İstanbul’da sıfır olan kreş sayısı 105’e çıktı. Ankara’da 36 tanesi yeni açıldı ve bütün Türkiye’de 653, bini geçmemiz an meselesi. Tarikatlara gitsinler diye bir tane yurt açmadılar. 70-75 tane yurt açtık. 80’nin üzerinde yurt bu ayın sonunda hizmete açılacak. Milli Eğitim, Çevre ve İçişleri Bakanlığı’na yazı yazmış. İçişleri de valiliklere: ‘Kreş eğitim yuvasıdır, eğitim Milli Eğitim’in işidir, yenisini açtırmayın, eskilerini kapatın.’ Hadi gelin kapatın, hodri meydan. Bu uygulamanın sonuna kadar arkasında duracağız.
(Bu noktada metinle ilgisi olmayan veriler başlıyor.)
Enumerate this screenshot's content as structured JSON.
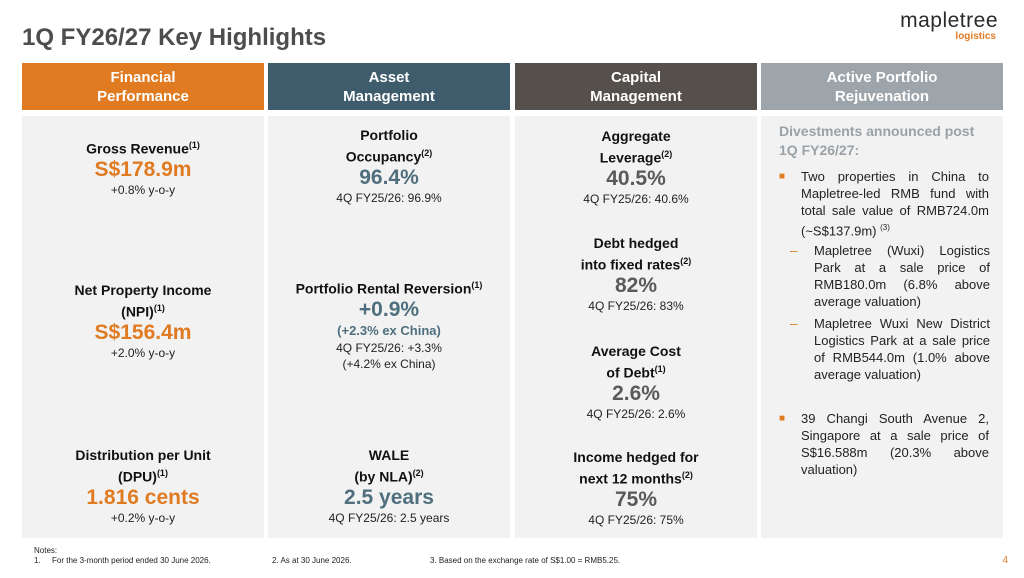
{
  "title": "1Q FY26/27 Key Highlights",
  "logo": {
    "main": "mapletree",
    "sub": "logistics"
  },
  "columns": [
    {
      "line1": "Financial",
      "line2": "Performance"
    },
    {
      "line1": "Asset",
      "line2": "Management"
    },
    {
      "line1": "Capital",
      "line2": "Management"
    },
    {
      "line1": "Active Portfolio",
      "line2": "Rejuvenation"
    }
  ],
  "financial": {
    "gross_revenue": {
      "label": "Gross Revenue",
      "ref": "(1)",
      "value": "S$178.9m",
      "sub": "+0.8% y-o-y"
    },
    "npi": {
      "label1": "Net Property Income",
      "label2": "(NPI)",
      "ref": "(1)",
      "value": "S$156.4m",
      "sub": "+2.0% y-o-y"
    },
    "dpu": {
      "label1": "Distribution per Unit",
      "label2": "(DPU)",
      "ref": "(1)",
      "value": "1.816 cents",
      "sub": "+0.2% y-o-y"
    }
  },
  "asset": {
    "occupancy": {
      "label1": "Portfolio",
      "label2": "Occupancy",
      "ref": "(2)",
      "value": "96.4%",
      "sub": "4Q FY25/26: 96.9%"
    },
    "reversion": {
      "label": "Portfolio Rental Reversion",
      "ref": "(1)",
      "value": "+0.9%",
      "sub_bold": "(+2.3% ex China)",
      "sub1": "4Q FY25/26: +3.3%",
      "sub2": "(+4.2% ex China)"
    },
    "wale": {
      "label1": "WALE",
      "label2": "(by NLA)",
      "ref": "(2)",
      "value": "2.5 years",
      "sub": "4Q FY25/26: 2.5 years"
    }
  },
  "capital": {
    "leverage": {
      "label1": "Aggregate",
      "label2": "Leverage",
      "ref": "(2)",
      "value": "40.5%",
      "sub": "4Q FY25/26: 40.6%"
    },
    "debt_hedged": {
      "label1": "Debt hedged",
      "label2": "into fixed rates",
      "ref": "(2)",
      "value": "82%",
      "sub": "4Q FY25/26: 83%"
    },
    "cost_of_debt": {
      "label1": "Average Cost",
      "label2": "of Debt",
      "ref": "(1)",
      "value": "2.6%",
      "sub": "4Q FY25/26: 2.6%"
    },
    "income_hedged": {
      "label1": "Income hedged for",
      "label2": "next 12 months",
      "ref": "(2)",
      "value": "75%",
      "sub": "4Q FY25/26: 75%"
    }
  },
  "rejuvenation": {
    "title1": "Divestments announced post",
    "title2": "1Q FY26/27:",
    "bullet1": "Two properties in China to Mapletree-led RMB fund with total sale value of RMB724.0m (~S$137.9m)",
    "bullet1_ref": "(3)",
    "sub1": "Mapletree (Wuxi) Logistics Park at a sale price of RMB180.0m (6.8% above average valuation)",
    "sub2": "Mapletree Wuxi New District Logistics Park at a sale price of RMB544.0m (1.0% above average valuation)",
    "bullet2": "39 Changi South Avenue 2, Singapore at a sale price of S$16.588m (20.3% above valuation)"
  },
  "notes": {
    "heading": "Notes:",
    "n1_num": "1.",
    "n1": "For the 3-month period ended 30 June 2026.",
    "n2": "2.    As at 30 June 2026.",
    "n3": "3. Based on the exchange rate of S$1.00 = RMB5.25."
  },
  "page_number": "4",
  "colors": {
    "orange": "#e07b22",
    "teal": "#3e5c6b",
    "charcoal": "#55504b",
    "grey": "#9ea5aa"
  }
}
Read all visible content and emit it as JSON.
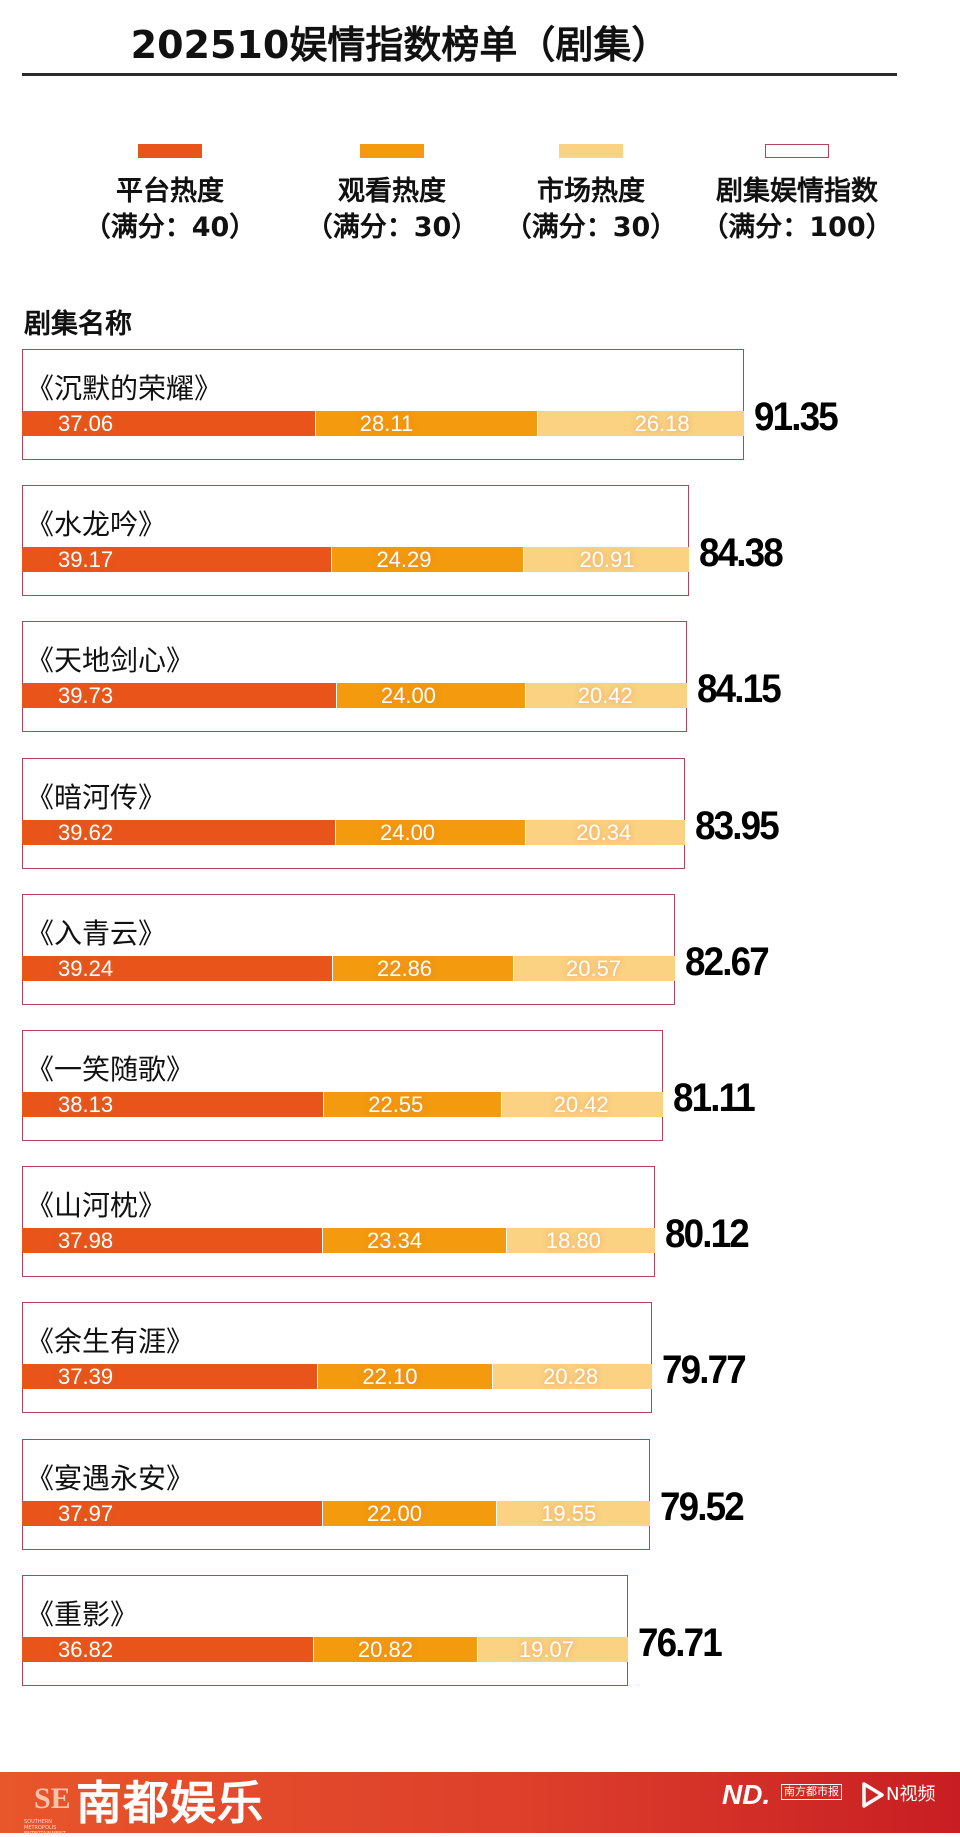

Eğer gerçekten iyi niyetliysen, Milli Eğitim olarak gel, protokol yap. Gel Milli Eğitim olarak de ki, ‘Eğitim de verelim’ de. ‘Bu çocukları siz alıyorsunuz, doyuruyorsunuz, bakıyorsunuz, biz de Milli Eğitim olarak atanamayan öğretmenlerden 10 bin tane de biz alalım, belediye kreşlerine de öğretmeni biz yollayalım’ de. Vallahi kabul ederiz, vallahi kabul ederiz.. Ya sen tarikata, cemaate eğitimde işbirliği protokolü yapacaksın, efendim dört yaşında çocukları olmadık yerlere yollayacaksın, oralarda ‘Öğretmen yok’ diyenlere, ‘Onların aldığı eğitim daha iyi, daha önemli eğitim. Bilmem ne’ diyeceksin. Bilmem ne protokolüyle sınıfın ortasına mezar getireceksin, çocuklara mezar başında yas tutmayı öğreteceksin. Gülmeyi öğretmek gerekirken ağlamayı öğreteceksin. Ondan sonra çocukların yüzünü güldürenlere ‘Güldürme, anası babası gelecek seçimde sana oy vermesin’ diyeceksin.